Was gefällt dir gut an unserer Region und Community?

Wir sind eine super Judge-Community. Wir unterstützen uns, sind gut vernetzt und machen das Beste aus einer schwierigen Event-Situation – dem Fehlen von Grand Prix in unserer Region. Wir haben viele Judges, die sehr engagiert sind, wir haben viele Projekte, die auch ohne mein Zutun sehr gut laufen (z.B Judge-Blog und L2-Mentoring, Facebook-Community, etc.).
Für mich als RC kann ich mir eigentlich kein besseres Team wünschen.

Wenn jemand sich für eine Aufgabe bereiterklärt, dann wird das auch gemacht. Es gibt ein hohes Maß an Verlässlichkeit in unserer Region, das ist eine der Stärken unserer Community. Sei es die “deutsche Gründlichkeit” oder etwas anderes. Es werden die Ärmel hochgekrempelt und angepackt. Es ist erstaunlich, wie viel man schafft mit wenigen Leuten. Wenn ein neuer Judge in unsere Community kommt und sich engagiert, dann empfinde ich das immer als großes Geschenk.

Die Arbeit in der Region wird von Freiwilligen gemacht. Wir dürfen nicht aus den Augen verlieren, dass das Judge-Programm für uns ein Hobby ist, ein substanzielles Einkommen erzielt man nicht durchs Judgen.

Es gibt viele Gründe, warum sich jemand entscheidet, Teil der Community zu werden. Sei es Freundschaft, Reisen, Zugehörigkeit oder einfach nur aus Spaß an den Events. Irgendetwas holt sich jeder aus dem Judge-Programm.
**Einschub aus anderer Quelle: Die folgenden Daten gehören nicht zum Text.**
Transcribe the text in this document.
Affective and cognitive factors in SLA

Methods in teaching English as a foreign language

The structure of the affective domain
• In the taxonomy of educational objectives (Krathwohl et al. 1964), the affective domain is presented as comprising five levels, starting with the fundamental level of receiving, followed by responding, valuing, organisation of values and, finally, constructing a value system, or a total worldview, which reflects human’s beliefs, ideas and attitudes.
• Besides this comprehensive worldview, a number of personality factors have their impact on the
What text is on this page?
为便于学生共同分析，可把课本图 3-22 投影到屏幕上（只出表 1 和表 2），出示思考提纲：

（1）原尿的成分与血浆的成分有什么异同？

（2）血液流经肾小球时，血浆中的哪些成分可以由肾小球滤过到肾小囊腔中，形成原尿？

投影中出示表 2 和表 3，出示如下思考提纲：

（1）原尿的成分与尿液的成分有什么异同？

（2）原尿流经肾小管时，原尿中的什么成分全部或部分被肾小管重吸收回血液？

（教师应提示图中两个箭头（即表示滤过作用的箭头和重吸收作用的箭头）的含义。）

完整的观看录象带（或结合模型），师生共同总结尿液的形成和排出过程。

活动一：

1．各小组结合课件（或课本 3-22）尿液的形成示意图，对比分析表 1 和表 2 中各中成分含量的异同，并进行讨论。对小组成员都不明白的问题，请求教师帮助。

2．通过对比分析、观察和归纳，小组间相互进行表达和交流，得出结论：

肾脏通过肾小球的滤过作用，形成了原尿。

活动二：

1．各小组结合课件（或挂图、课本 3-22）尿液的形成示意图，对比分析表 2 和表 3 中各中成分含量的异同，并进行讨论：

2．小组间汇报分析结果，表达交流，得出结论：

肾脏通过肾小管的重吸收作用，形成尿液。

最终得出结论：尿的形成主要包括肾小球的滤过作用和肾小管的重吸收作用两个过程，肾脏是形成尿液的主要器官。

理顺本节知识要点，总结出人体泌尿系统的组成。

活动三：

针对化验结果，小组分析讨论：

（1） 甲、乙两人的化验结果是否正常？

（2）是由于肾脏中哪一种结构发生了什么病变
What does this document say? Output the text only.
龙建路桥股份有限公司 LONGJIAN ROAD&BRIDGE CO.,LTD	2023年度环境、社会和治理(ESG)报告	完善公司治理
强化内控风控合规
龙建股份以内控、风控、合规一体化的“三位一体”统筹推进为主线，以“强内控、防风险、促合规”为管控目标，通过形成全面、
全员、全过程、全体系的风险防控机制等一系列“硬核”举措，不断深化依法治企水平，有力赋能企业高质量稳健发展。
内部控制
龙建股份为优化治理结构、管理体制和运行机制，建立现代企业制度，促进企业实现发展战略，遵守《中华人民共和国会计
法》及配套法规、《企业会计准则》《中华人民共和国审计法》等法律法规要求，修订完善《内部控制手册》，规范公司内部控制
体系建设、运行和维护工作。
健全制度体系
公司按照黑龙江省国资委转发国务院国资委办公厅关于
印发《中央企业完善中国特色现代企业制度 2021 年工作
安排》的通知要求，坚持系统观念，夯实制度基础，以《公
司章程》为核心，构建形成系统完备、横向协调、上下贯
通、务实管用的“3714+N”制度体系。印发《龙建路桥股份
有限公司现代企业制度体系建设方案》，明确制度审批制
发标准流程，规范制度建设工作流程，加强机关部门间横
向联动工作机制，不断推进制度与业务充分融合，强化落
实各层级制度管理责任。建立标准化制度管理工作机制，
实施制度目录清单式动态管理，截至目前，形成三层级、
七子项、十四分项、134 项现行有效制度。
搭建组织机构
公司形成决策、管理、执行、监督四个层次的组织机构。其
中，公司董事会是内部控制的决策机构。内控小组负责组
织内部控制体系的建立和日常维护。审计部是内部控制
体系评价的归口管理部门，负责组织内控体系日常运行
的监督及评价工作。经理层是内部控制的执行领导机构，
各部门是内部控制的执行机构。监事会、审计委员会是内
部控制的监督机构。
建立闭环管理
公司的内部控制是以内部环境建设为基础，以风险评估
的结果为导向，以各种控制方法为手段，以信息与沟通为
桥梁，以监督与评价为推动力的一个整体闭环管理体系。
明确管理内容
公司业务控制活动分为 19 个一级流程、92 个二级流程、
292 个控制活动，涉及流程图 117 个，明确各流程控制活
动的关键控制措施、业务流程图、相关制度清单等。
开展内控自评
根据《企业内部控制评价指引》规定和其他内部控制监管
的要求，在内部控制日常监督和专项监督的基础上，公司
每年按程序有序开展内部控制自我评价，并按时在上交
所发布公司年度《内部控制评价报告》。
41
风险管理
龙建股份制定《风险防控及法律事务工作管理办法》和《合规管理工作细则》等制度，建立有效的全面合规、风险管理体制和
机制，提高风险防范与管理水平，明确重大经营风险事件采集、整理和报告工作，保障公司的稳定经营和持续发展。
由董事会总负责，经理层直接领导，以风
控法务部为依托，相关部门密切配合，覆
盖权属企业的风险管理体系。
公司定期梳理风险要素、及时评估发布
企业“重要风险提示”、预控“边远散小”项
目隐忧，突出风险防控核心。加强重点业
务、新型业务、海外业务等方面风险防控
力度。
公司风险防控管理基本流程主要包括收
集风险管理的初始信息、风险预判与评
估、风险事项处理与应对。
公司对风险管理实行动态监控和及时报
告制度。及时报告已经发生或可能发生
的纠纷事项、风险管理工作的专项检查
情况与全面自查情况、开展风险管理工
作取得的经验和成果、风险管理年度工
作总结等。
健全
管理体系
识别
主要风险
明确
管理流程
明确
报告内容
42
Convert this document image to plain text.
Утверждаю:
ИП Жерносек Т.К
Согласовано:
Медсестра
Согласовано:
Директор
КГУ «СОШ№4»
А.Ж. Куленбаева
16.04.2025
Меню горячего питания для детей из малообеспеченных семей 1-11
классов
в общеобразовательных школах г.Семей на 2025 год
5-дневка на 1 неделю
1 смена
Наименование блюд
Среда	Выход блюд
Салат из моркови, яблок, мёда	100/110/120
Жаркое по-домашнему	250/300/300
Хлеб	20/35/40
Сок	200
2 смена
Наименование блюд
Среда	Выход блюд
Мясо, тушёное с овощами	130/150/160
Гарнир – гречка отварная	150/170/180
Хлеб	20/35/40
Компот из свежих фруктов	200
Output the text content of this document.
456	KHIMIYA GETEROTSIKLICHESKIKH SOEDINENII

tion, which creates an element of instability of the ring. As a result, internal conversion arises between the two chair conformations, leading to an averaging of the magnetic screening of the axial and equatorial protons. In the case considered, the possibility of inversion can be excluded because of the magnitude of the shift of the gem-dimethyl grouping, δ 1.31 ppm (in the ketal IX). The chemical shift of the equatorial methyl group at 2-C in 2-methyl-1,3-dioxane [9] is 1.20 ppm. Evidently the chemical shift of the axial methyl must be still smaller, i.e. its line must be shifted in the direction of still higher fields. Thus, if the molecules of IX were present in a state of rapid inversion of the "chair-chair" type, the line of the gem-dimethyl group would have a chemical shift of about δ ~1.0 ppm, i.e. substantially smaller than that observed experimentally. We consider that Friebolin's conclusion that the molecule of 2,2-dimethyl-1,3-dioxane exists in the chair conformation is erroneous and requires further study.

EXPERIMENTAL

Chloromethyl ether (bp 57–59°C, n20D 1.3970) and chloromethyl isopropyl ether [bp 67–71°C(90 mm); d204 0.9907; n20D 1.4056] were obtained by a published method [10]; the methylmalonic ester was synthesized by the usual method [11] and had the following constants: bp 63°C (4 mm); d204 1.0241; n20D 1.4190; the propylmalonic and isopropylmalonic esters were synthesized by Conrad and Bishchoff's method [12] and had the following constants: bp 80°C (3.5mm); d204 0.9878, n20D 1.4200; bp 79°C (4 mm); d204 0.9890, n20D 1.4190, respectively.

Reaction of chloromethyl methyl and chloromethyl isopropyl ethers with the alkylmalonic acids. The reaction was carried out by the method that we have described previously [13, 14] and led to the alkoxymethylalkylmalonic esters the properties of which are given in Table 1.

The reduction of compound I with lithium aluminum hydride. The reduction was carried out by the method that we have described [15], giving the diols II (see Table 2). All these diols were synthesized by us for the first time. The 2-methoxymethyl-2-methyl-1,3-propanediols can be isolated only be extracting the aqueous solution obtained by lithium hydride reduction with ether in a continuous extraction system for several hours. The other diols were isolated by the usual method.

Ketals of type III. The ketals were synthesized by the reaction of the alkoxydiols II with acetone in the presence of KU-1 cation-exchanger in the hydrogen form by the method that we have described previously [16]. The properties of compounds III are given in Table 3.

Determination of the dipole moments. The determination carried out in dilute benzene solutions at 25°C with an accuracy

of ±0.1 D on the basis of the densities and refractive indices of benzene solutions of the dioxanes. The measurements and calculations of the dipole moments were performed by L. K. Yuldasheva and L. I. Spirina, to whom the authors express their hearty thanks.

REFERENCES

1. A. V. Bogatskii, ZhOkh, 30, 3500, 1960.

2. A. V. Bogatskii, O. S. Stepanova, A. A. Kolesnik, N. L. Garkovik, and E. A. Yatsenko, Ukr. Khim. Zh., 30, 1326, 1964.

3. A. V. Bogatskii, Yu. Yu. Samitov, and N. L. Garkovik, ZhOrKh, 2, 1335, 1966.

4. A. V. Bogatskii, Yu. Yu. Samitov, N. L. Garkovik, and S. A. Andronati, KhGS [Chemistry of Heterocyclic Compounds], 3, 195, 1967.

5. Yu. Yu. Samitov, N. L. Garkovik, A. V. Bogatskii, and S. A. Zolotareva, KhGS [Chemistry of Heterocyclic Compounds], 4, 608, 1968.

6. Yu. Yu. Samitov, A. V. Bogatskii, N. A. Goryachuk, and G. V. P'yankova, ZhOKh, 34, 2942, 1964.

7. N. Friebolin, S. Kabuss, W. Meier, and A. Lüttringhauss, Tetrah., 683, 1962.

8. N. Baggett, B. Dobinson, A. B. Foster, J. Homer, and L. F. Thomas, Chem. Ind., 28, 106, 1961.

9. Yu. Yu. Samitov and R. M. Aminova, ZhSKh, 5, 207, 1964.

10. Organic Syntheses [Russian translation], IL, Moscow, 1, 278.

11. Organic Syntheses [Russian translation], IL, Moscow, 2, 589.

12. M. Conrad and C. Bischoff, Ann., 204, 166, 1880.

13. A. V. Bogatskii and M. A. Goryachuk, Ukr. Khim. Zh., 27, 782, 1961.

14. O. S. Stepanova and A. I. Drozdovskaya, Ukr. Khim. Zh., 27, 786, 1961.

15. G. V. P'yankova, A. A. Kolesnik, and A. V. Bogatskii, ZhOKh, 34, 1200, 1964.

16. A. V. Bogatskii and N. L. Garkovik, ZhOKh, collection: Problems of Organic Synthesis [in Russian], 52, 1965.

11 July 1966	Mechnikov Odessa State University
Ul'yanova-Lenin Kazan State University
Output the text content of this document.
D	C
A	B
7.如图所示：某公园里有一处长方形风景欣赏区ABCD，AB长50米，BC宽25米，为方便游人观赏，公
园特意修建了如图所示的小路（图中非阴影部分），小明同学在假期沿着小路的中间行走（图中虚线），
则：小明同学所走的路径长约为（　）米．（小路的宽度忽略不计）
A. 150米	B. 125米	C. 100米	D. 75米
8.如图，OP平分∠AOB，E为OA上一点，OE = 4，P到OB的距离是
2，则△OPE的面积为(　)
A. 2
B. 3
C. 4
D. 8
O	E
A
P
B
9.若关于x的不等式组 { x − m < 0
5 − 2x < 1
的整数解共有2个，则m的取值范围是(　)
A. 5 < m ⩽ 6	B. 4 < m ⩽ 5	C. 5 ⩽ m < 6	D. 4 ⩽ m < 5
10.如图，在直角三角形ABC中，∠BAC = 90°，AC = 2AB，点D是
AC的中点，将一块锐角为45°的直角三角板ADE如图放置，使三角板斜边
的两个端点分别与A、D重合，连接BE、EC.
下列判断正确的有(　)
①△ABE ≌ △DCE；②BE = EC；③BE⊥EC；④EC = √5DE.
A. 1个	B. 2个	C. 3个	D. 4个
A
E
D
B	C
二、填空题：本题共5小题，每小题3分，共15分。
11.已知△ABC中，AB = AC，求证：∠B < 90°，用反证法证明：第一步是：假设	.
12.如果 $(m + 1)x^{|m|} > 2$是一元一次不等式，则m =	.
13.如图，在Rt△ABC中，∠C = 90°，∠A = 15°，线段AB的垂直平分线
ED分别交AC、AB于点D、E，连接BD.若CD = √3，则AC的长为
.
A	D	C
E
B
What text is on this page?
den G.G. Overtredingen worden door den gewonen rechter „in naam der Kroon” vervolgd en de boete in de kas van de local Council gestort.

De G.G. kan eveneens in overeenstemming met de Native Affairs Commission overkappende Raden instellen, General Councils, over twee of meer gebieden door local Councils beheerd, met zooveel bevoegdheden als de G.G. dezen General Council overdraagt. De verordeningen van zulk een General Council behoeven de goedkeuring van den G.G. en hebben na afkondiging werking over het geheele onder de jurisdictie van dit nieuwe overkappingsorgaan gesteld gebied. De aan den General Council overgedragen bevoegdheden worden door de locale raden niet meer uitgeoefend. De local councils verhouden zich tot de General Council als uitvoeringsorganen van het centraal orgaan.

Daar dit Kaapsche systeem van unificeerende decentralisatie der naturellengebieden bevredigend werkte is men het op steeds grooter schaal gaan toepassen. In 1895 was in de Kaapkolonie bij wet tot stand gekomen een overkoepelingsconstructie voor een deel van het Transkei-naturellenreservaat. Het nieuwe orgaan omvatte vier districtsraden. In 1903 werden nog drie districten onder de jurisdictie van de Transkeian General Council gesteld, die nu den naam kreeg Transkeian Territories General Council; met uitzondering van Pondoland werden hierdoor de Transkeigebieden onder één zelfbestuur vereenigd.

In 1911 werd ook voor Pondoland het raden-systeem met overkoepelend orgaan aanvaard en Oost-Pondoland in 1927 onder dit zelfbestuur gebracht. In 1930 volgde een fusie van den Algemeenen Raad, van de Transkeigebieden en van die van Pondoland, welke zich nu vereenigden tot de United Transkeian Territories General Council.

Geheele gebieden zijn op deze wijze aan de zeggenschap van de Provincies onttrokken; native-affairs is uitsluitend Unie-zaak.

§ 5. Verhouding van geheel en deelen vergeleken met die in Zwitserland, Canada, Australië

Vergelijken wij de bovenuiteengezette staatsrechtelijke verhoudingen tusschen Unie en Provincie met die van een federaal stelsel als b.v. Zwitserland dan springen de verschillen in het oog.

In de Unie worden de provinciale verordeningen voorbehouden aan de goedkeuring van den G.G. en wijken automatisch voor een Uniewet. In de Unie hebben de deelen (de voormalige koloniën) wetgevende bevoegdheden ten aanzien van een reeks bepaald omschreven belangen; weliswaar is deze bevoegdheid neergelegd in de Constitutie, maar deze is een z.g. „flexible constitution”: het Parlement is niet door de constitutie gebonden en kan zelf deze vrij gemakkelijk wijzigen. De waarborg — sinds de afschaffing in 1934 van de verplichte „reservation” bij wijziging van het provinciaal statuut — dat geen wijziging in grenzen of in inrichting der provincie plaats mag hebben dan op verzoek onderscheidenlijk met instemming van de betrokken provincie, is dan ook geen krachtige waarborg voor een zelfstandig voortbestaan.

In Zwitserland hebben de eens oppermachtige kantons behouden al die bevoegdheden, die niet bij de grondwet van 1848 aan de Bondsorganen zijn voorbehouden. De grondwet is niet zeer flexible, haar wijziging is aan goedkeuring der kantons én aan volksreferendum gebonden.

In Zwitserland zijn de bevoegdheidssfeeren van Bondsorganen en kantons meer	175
Wir Judges haben öfter mit schwierigen Situationen zu tun. Der Magic Judge Code of Condukt (Verhaltenskodex) gilt natürlich, aber welche Werte wünschst du dir von unserer Community darüber hinaus?

Es gibt viele Kommunikationsangewohnheiten, die nicht in den Anwendungsbereich des Magic Judge Codes fallen, weil sie “zu harmlos” sind, die mir jedoch trotzdem nicht gefallen.

Ein Beispiel dafür ist, wenn jemand oder etwas runtergezogen oder schlecht gemacht wird. Kritik ist eine gute Sache, denn durch (kritisches) Feedback kann man lernen und etwas verbessern. Mir geht es nicht darum, zu zensieren, aber am Umgangston miteinander können wir noch arbeiten.

Es gibt da eine weite Bandbreite von Humor und spaßig gemeinten Kommentaren bis hin zu Aussagen, die andere herabwürdigen oder verletzen, oder gar bis zu Mobbing.
Es hilft uns beispielsweise nichts, wenn wir uns darüber auslassen, wie “inkompetent” andere sind. Dadurch reduziert man den Anderen auf ausschließlich diese negative Eigenschaft und baut Distanz auf. Der Tonfall ist dabei der Schlüssel. Wenn dieser zu antagonistisch ist, also aus dem Anderen ein Feindbild macht, dann wird der Gegenüber reduziert und entmenschlicht.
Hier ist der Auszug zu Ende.